By Humphrey Carter
AWARD winning British documentary maker Simon W. Davis, “the pioneer” of reality television in the UK, is responsible for judging the documentary category at this week's MFA Planet Europe short film festival and, during a break from screenings yesterday, said that he is very surprised at the high quality of the short films which have been entered this year.

Simon is currently enjoying a sabbatical in Majorca with his wife and two children, but jumped at the invitation to sit on the grand jury for the festival. “I hadn't planned on doing any work while I was here, but we are already in Majorca longer than expected and I just love film.” He initially started writing and directing theatre but moved into the world of factual film in the early 90*s as part of a new wave of documentary directors shooting their own films on Hi-8 and then Digital.

His first films were about social and environmental issues in Britain including the road protest movement and the persecution of travellers and the rave culture by the government.

Davis also made undercover films about vivisection and the treatment of animals. By the late 1990*s he was working for the renowned Community Programme Unit at the BBC making films about subjects the mainstream media tended to avoid.

His latest production, Not Under My Room is currently showing on BBC3 and will move to BBC 2 this summer.
This is a series about adult children aged between 18 and 40 who are estranged from their parents or have a very poor or no relationship with them for various reasons. “Over the six, 60 minute films, the idea was to get these people together with the parents going to live with their kids for a week and live their kids' lives - get to know their kids,” Simon explains. “It's something we can all relate to - what would it be like if your parents knew what you and your life, socially, sexually, was really like. “It's like going for a job interview with your mum sitting next to you.” So, that is currently showing but he produced and directed the second series multi-award winning Channel 4 reality Wife Swap as well as Living with the Enemy where he also dealt with real issues.

The idea of that series was to bring people of completely polar politics and opposing beliefs together, “such as two feminists and a bunch of builders or the deputy chairman of the Cambridge University Young Conservatives and send him to live with a group of pro-cannabis, dope growing guys in a Luton squat,” he says.

But, as one of the pioneers of reality TV, has the genre all gone too far? “No, what we're making is now referred to as factual entertainment - but I find it difficult to make the distinction. “I guess, for example, instead of making a documentary about a gay person coming out and telling his parents, we're engineering the situation, we're meddling with reality a bit and setting up a false premise in order to explore a theme or an idea. “The truth of the matter is that, for the broadcasters, they are getting definite results within a week or two as opposed to spending three or four months filming to try and get something,” he says.

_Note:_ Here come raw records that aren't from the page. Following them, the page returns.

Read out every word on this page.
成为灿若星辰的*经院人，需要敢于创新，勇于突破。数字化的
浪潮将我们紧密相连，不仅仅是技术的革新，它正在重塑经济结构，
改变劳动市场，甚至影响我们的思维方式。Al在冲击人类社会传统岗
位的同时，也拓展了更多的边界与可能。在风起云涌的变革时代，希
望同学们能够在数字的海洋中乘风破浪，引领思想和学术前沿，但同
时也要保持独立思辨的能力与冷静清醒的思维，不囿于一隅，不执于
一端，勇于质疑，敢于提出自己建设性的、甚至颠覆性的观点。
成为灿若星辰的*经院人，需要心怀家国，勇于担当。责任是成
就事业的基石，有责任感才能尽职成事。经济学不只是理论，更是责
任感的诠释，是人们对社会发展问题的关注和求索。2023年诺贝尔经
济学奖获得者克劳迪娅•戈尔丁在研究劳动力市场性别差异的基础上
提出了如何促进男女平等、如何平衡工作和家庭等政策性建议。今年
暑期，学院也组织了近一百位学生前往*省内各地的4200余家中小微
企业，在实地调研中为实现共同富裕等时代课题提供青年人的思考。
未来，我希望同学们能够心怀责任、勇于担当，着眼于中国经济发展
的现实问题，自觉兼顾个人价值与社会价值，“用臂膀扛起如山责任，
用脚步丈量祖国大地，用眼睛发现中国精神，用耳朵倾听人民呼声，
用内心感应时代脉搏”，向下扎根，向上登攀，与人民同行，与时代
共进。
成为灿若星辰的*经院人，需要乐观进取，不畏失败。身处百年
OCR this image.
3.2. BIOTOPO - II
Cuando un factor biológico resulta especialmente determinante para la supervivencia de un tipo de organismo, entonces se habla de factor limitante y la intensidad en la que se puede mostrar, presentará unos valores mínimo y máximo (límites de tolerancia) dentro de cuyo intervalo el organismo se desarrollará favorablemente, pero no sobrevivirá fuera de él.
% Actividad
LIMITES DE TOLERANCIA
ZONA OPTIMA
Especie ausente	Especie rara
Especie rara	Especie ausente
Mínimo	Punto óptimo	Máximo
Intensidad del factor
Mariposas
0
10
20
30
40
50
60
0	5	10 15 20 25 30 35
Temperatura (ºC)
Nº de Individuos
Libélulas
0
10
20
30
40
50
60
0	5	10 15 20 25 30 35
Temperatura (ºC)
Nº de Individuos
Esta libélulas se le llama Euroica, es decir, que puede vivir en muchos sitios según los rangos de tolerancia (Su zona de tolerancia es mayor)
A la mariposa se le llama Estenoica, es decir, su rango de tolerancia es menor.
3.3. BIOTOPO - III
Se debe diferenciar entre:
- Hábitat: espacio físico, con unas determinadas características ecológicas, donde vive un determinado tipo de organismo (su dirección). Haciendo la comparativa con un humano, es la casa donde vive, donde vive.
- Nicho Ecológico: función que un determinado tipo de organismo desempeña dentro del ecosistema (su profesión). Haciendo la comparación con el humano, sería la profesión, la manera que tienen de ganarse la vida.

He agrees that it is the week-in, week-out results that reality television serves up which are proving very popular with the audience and the broadcasters - hence the reality tv and factual entertainment boom. “In our field we're obviously always looking for people who will make good television in a documentary, at the other end of the scale, they are even casting for people, be they really extreme or showbiz characters, for Big Brother to make sure they get sensational results, conflicts and shocks. “However, factual entertainment is great television and it does have its place. Wife Swap was great TV and it does have something to say about relationships in contemporary Britain - that's why I like my line of work because we have something to say and in one way or another, we're dealing with real issues.” So, reality TV is in fact, at times the complete opposite? “Yes, I guess so, because in certain cases we're deliberately creating a situation.” True or false, Simon disagrees that there are too many reality programmes on British tv “I think there's a very good balance and still a very wide variety on British tv. “The BBC has been told to stop chasing ratings and mimicking Channels 4 and 5. I guess that's fair enough, but on the whole I think the BBC has got a good balance of programmes. “It's cyclical, four or five years ago, docu-soaps were all the rage, now it's reality tv in its various forms but I think the reality and factual programming is much more successful and entertaining. “But, in the case of the BBC, and I've heard rumours, I would be tempted to bring back something like the Community Programme Unit - I think it would be very viable for the BBC as the unit's ultimate aim was to get alternative voices on the television and explore new areas - hence we developed Living with the Enemy. “It was that programme and a few others that spawned reality tv, as commercial broadcasters saw the power of this kind of programming. “But while Living with the Enemy was quite innocent, now it's all much more machine tooled, pre-planned but at the end of the day I think it's all good TV.”